In-network rate control and scaling of the bit stream in JPEG2000 can be implemented simply by truncating the bit stream, allowing for very simple implementation. To accomplish this, the encoder needs to create an embedded bitstream, or a bitstream in which the lower quality components are embedded within the bit stream. This can also be looked at as enhancement, where the base image is encoded at the beginning of the bit stream and the remainder of the bit stream enhances the quality of that base image. Before discussing the overall bitstream format, we will clarify the differences between quality (or distortion) and resolution scalability:
Resolution Scalable
A resolution scalable image is one in which each added element will increase the resolution of the image. In JPEG2000, this corresponds to the different subband levels resulting from the discrete wavelet transform (DWT). For example, if there are 4 subband levels in the DWT transform, the beginning of the bitstream would consist of the elements representing LL4, which could be independently decoded. The next elements would represent LH4, HL4 and HH4, which would be synthesized to recreate LL3. Because of the nature of the DWT transform, the image reconstructed using LL3 and LL4 would have twice the resolution of that reconstructed from LL4 alone.
Quality Scalable
Quality scalability follows the basic definition of an embedded bitstream in that each element which is added enhances the quality. In other words, there is no way in which adding an element will reduce the quality. Embedded block coding such as bit-plane coding can accomplish this. Essentially, in bit-plane coding successive portions of the bit stream represent finer quantization of the image, resulting in increased quality.
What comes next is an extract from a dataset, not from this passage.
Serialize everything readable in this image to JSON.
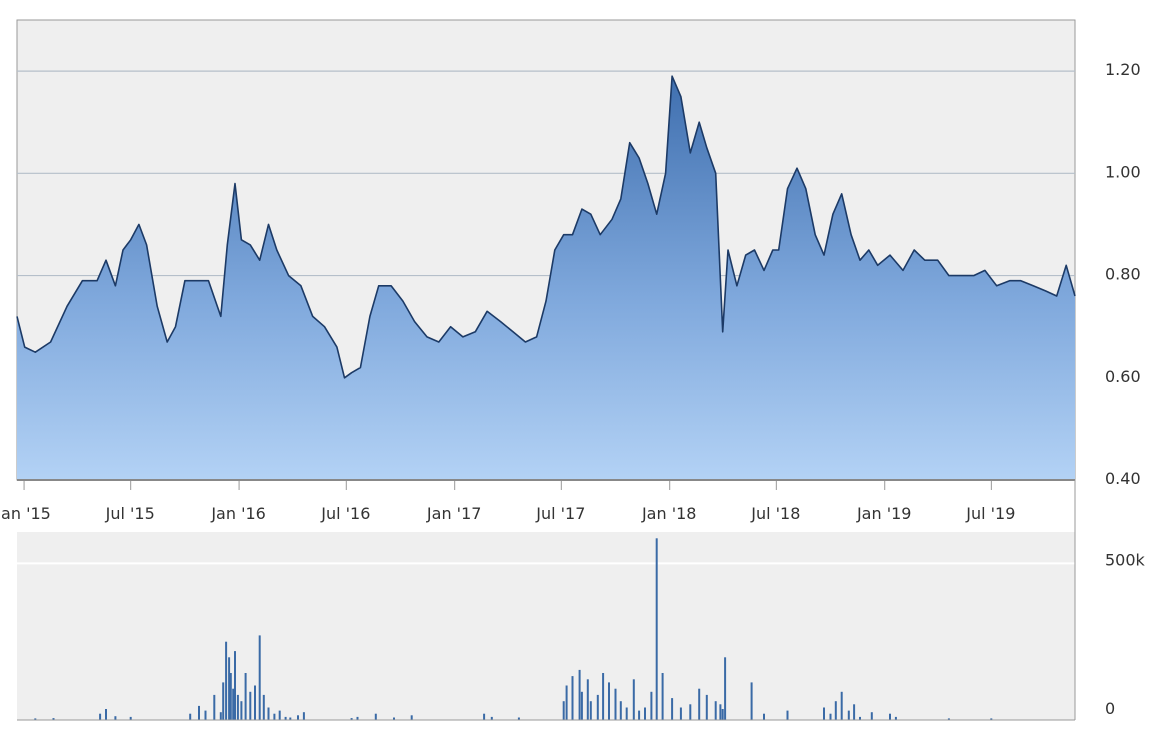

To realize this, the JPEG2000 standard uses embedded block coding with optimal truncation (EBCOT). With EBCOT, each subband is divided into small code blocks. These blocks are encoded independently using an embedded block coder. The length of each block is then chosen such that the overall distortion for the entire subband is minimized for a given overall length restriction. To then make the stream scalable, portions of each code block which contributes progressively to a series of quality layers are placed in order (and labeled).
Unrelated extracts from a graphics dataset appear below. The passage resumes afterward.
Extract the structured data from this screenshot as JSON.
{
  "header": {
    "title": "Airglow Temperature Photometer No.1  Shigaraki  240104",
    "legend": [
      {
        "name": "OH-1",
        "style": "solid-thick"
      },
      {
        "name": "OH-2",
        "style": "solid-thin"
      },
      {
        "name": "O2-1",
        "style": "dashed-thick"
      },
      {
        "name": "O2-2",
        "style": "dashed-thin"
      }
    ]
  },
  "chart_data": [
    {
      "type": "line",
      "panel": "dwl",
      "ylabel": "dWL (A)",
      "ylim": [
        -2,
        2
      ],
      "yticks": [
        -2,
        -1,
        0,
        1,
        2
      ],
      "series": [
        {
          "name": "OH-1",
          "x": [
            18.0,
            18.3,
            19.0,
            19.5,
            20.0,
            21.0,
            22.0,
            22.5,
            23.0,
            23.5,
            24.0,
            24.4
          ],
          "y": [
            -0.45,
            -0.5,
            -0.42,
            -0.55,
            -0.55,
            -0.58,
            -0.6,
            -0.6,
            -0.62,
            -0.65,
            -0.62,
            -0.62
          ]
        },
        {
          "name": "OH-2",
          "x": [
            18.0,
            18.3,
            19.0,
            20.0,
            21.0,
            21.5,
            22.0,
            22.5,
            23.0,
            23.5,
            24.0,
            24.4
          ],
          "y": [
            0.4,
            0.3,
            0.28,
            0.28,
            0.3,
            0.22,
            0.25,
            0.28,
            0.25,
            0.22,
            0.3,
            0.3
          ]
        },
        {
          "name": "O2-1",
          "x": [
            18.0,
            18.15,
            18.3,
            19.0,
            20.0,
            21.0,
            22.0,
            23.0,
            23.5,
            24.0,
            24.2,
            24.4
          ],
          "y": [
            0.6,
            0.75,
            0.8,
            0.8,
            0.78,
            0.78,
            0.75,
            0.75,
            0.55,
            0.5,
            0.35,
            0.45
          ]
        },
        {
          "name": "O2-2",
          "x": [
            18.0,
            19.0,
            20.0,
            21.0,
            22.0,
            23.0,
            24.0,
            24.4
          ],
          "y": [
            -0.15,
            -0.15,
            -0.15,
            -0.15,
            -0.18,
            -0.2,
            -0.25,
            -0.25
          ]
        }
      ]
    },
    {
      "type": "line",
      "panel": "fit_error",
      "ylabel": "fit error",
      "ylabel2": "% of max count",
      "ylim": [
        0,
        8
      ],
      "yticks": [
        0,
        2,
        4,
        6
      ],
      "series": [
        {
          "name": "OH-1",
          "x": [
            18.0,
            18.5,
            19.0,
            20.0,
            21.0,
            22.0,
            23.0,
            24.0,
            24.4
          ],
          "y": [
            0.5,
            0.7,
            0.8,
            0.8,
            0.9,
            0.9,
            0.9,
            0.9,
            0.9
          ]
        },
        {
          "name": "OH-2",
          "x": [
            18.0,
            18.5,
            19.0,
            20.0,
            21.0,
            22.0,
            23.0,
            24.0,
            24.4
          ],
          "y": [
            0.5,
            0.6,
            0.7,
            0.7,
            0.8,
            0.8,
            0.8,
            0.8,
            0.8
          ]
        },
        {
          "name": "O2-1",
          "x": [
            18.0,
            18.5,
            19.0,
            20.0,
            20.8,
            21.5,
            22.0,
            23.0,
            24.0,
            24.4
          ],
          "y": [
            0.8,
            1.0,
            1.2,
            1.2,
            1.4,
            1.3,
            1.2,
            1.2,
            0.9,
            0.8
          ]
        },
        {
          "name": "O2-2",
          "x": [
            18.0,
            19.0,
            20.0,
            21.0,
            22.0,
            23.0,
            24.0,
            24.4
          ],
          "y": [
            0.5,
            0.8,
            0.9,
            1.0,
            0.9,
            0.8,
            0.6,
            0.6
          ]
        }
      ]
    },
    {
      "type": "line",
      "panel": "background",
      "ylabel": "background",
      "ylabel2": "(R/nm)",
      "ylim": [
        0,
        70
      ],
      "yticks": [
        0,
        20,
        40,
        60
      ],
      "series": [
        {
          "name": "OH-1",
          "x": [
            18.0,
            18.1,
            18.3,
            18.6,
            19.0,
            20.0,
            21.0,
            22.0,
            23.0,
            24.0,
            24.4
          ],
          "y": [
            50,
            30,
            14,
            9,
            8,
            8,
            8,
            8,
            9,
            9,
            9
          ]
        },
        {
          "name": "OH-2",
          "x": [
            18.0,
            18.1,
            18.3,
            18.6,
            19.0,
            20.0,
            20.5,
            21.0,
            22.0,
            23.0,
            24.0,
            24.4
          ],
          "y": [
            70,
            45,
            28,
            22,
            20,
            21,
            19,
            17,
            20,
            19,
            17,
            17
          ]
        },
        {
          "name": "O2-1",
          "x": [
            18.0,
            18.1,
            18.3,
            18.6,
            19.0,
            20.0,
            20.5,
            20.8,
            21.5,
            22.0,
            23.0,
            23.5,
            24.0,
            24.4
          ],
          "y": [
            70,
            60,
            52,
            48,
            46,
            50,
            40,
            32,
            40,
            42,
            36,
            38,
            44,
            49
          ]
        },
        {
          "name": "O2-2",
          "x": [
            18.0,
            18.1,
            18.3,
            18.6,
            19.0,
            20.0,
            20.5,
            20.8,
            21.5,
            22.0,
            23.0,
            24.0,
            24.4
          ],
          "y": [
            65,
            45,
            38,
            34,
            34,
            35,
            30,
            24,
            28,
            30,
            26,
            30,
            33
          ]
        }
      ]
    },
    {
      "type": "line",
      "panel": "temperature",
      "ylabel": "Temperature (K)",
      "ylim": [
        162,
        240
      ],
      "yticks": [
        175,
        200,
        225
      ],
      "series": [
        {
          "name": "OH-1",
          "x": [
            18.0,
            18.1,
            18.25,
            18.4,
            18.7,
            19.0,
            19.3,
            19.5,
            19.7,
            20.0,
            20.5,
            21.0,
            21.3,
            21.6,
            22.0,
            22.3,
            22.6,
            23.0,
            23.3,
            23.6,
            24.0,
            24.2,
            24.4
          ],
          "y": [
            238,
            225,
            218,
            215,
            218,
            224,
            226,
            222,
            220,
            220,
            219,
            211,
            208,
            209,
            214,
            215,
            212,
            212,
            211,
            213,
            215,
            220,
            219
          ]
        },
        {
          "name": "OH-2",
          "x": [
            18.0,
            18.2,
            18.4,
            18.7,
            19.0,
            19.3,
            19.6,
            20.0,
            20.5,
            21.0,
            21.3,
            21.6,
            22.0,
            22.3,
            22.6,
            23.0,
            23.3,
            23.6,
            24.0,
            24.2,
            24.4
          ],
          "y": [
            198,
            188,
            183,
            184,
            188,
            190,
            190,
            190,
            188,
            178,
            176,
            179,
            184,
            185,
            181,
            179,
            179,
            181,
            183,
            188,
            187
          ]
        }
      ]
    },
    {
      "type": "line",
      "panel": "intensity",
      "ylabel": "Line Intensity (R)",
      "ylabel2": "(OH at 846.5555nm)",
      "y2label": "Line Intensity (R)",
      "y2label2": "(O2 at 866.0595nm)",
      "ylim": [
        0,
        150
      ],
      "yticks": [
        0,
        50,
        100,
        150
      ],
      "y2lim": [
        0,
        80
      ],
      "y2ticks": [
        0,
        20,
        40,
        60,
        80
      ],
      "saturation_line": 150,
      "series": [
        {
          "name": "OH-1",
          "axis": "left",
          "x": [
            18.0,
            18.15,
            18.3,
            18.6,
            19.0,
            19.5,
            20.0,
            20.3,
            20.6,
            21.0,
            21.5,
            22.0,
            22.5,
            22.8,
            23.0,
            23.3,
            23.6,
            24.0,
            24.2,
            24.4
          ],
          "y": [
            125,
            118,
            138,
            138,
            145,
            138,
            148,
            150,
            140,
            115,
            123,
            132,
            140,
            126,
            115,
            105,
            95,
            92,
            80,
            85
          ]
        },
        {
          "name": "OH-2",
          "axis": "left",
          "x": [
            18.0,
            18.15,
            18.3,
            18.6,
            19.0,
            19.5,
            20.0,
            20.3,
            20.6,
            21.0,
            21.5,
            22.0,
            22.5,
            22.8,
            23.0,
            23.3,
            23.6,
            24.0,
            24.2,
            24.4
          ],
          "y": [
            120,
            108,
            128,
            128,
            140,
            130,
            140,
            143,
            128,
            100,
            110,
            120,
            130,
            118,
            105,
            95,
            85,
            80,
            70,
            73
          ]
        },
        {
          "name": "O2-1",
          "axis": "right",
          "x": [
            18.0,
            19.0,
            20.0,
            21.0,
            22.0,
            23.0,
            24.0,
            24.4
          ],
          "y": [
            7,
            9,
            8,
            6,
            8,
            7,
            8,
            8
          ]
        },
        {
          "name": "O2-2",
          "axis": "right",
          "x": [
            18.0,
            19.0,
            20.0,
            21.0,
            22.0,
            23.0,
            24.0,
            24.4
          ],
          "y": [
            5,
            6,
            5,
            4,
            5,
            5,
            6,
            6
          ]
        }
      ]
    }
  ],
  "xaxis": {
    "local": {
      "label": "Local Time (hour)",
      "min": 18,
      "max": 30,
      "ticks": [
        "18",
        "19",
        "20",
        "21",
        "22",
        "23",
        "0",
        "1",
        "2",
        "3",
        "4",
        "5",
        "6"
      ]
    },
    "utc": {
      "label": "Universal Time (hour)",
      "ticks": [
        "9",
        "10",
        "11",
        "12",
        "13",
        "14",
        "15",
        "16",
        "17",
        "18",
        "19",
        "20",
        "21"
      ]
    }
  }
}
For example, assume that there are three quality layers Q0, Q1 and Q2 and that there are 4 code blocks B0 – B3. The code blocks will have natural truncation points which result in performance close to the ideal rate distortion curve for that block, so we will only consider truncation of the code blocks at those points. For this example, assume that there are 4 truncation points in each code block T(1) – T(4) (T(0) represents no coding elements included). One potential scalable ordering is shown in the table below.
B0 | B1 | B2 | B3 | |
Q2 | T(4) | T(4) | T(4) | T(4) |
Q1 | T(2) | T(2) | T(3) | T(4) |
Q0 | T(0) | T(2) | T(1) | T(2) |
As long as all of Q0 is transmitted, each additional element received can be used to improve the quality of one block within the subband, which will result in higher quality of the subband and there lower distortion in the recovered image.